Exploring the Richness Scale: Understanding the Lazy Kernel and Feature-Learning Regimes in Wide Neural Networks

The richness scale provides a valuable framework for systematically studying the performance gap between NTK learners and practical neural networks. By tuning the richness parameter, researchers can explore the transition from the lazy kernel regime to the feature-learning regime. This systematic exploration allows for a nuanced understanding of how different levels of richness impact training behavior and performance. Researchers can conduct experiments where they vary the richness parameter while keeping other factors constant, such as network architecture and dataset. By analyzing how the model's behavior changes across different points on the richness scale, they can gain insights into the impact of richness on convergence, generalization, and optimization dynamics. This approach can help identify the optimal level of richness for achieving desired performance metrics in practical neural networks. Furthermore, the richness scale can serve as a bridge between the theoretical insights from NTK learners and the empirical performance of practical neural networks. By understanding how richness influences training behavior, researchers can potentially close the performance gap by leveraging the benefits of feature learning while maintaining stability and convergence properties observed in NTK learners.

While the model rescaling approach offers a convenient way to emulate training at different levels of richness, it has certain limitations that need to be addressed for a more comprehensive understanding of wide neural networks.

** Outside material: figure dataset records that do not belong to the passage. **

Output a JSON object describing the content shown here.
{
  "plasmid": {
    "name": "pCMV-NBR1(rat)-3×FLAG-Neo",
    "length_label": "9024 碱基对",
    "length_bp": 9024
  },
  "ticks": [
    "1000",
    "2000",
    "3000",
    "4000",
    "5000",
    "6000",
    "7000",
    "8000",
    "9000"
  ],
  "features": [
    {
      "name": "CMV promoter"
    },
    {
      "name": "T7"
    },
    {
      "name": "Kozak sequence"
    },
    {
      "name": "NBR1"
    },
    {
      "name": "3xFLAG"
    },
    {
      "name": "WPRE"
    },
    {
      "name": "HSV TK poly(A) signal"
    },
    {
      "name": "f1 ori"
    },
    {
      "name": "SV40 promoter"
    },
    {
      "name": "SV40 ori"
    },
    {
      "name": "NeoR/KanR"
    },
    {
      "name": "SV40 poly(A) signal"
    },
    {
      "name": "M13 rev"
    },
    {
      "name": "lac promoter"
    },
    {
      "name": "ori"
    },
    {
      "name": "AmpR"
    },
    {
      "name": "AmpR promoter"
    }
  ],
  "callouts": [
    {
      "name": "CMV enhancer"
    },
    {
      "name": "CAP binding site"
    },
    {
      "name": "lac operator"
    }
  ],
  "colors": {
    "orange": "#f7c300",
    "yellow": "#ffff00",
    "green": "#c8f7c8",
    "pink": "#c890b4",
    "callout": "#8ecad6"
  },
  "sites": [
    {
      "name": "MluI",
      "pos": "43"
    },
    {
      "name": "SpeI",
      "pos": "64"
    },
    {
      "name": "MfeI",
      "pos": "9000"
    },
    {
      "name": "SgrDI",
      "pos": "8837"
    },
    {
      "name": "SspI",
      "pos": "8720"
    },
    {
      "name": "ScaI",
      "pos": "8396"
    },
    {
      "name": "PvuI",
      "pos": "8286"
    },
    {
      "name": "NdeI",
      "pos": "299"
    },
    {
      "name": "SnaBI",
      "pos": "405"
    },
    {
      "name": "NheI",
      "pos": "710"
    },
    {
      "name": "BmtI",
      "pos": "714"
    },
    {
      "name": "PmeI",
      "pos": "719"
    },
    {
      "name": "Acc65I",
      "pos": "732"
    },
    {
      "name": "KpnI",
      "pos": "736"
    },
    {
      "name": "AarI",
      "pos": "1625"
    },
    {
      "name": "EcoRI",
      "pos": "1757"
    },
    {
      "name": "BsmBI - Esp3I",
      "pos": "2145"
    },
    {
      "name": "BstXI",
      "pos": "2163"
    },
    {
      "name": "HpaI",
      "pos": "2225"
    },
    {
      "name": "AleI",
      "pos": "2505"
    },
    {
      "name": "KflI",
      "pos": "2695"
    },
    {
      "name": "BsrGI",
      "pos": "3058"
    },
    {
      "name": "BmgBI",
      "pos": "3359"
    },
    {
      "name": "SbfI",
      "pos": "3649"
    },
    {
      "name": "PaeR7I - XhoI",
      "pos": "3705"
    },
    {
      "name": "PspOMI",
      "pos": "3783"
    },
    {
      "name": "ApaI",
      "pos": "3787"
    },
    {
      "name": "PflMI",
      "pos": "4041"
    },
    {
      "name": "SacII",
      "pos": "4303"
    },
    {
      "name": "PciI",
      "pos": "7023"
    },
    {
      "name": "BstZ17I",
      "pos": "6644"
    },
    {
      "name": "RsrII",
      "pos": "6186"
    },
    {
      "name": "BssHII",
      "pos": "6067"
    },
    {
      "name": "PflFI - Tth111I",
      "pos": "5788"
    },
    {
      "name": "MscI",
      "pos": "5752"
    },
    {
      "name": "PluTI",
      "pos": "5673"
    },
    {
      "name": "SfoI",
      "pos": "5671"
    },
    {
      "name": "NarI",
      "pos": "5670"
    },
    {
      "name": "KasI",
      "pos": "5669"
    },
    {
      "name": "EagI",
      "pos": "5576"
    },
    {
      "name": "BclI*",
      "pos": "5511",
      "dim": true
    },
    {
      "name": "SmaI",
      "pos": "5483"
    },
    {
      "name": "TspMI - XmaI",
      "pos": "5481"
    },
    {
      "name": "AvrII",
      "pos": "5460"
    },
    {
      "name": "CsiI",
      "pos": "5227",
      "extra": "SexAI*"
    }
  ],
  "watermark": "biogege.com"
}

One limitation is that model rescaling does not directly address the underlying causes of undesired behaviors in wide neural networks. It focuses on adjusting the gradient multipliers and global learning rate to achieve training at a specific richness level, but it may not capture the intricate interactions between the model architecture, optimization dynamics, and data distribution that lead to these behaviors. To improve the model rescaling approach, researchers can consider incorporating additional factors that influence training behavior, such as the structure of the data distribution, the network architecture, and the optimization algorithm. By integrating these factors into the rescaling process, researchers can create a more holistic framework that accounts for the complex interplay of variables in wide neural networks. This enhanced approach can provide a more accurate representation of the underlying mechanisms driving training behavior and performance in practical settings. Additionally, researchers can validate the effectiveness of the model rescaling approach by comparing its results with those obtained through other methods, such as direct optimization at different richness levels or theoretical analyses of wide neural networks. By cross-validating the outcomes, researchers can ensure that the model rescaling approach accurately captures the richness-dependent behaviors of wide neural networks.

The insights from the richness scale can be extended to understand the quality and structure of the learned representations in neural networks and their connection to the data distribution and the model's inductive bias. By analyzing how richness affects the evolution of hidden representations during training, researchers can gain valuable insights into the learning dynamics of neural networks and the features they extract from the data. To extend these insights, researchers can investigate how different levels of richness impact the diversity, interpretability, and generalization capabilities of learned representations. By studying the relationship between richness and representation quality, researchers can uncover the mechanisms through which neural networks capture and encode information from the data. This analysis can provide valuable insights into the role of richness in shaping the internal representations of neural networks and their ability to generalize to unseen data. Furthermore, researchers can explore how the richness scale interacts with the data distribution and the model's inductive bias to influence the learning process. By examining how richness affects the alignment between the model's predictions and the ground truth labels, researchers can elucidate the interplay between richness, data complexity, and model capacity. This comprehensive analysis can deepen our understanding of how neural networks learn from data and generalize to new samples.